Boomers, Hogg said, are likely the group most out of touch with their generation in Washington, DC. “You know why I say that?” Hogg said. “It’s because the people that are marching by the millions right now in the No Kings Day protests are not young people. They are people of Chuck Schumer’s generation that are extremely pissed off with him.”
Hogg’s Schumer slams weren’t the only anti-boomer jabs he threw during his talk, likening the current makeup of Congress to the “end of the Soviet Union” when he said “leaders were dying over and over because they were so old,” and complaining about the establishment leadership in the Democratic National Committee, where Hogg was vice chair until a recent shake-up. While Hogg did concede that “there are plenty of great boomers out there,” he said part of what he’s working on as the cofounder of the group Leaders We Deserve is a shift in elected officials’ age and political focus.
“What we want to do with Leaders We Deserve is not just elect younger versions of who’s already there,” said Hogg. “We want to elect younger people that have the chance to actually have integrity, support them with millions of dollars, ensure that they don’t take money from corporations, for example, [and ask] that they support gun safety laws and that they’re able to actually represent their constituents and not special interests.”
As the largest backers of New York City mayor-elect Zohran Mamdani, Hogg said he’s become acutely aware of how young people want a candidate that they see as an outsider, and that’s not seemingly more of the same. Voters, Hogg said, want a Democratic Party where the message isn’t “vote for us because we aren’t as bad as” Republicans, but rather “vote for us because of what we’re here to do for you.”
Hogg said he’s also been taken aback by how unwilling establishment Democratic candidates are to be challenged in primaries, saying that when Leaders We Deserve decided to back liberal candidate Justin Pearson to run against moderate Steve Cohen in a safely blue district in Tennessee, Cohen was so offended that he compared the move to Pearl Harbor.

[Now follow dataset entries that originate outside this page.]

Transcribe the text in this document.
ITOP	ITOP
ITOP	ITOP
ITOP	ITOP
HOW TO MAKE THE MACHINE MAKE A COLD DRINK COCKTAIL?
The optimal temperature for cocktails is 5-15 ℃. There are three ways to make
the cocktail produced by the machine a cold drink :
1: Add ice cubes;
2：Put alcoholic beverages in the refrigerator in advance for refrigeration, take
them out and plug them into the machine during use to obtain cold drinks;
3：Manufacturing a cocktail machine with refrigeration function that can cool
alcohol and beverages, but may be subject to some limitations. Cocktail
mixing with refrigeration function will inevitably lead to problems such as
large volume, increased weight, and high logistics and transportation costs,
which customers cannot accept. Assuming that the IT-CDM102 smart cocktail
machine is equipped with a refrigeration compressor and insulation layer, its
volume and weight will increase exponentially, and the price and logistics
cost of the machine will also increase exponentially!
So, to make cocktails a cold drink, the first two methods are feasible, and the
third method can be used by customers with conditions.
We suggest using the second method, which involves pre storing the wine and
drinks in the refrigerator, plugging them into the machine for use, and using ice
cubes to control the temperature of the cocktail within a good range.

“When people think that way, I think it says a lot more about their sense of entitlement to their positions, which is bullshit, frankly,” Hogg said. “My message to people like Steve Cohen is, ‘This is not your seat. It is your voter’s seat, and if voters choose somebody else, that’s their decision to make, not yours.’”
Hogg hopes the next Democratic candidate for president comes out of that same kind of fervent primary challenge, saying that while he’d love to see someone like US Representative Alexandria Ocasio-Cortez (D-New York) nab the nomination in 2028, all he really requires is a “ruthlessly competitive” process, especially compared to what happened in 2024, where he said the DNC essentially told voters, “don’t believe your eyeballs or wallets” in regards to both President Biden and rising inflation.
Given that he’s clearly no stranger to spicy takes and hot-button issues, Hogg says he’s also acutely aware of his detractors, both on the left and the right. He paused for a beat when Feiger asked about his current “safety calculus” before acknowledging that his family was driven out of their Florida home after being swatted and that he’s received “thousands of death threats” throughout his relatively short career.
“I just want to make sure that no matter what happens to me, even if I am killed doing this, these candidates are still out there doing the work and our generation has a chance at least of getting elected and not just being younger versions of the screwed up people that are currently in power,” Hogg said.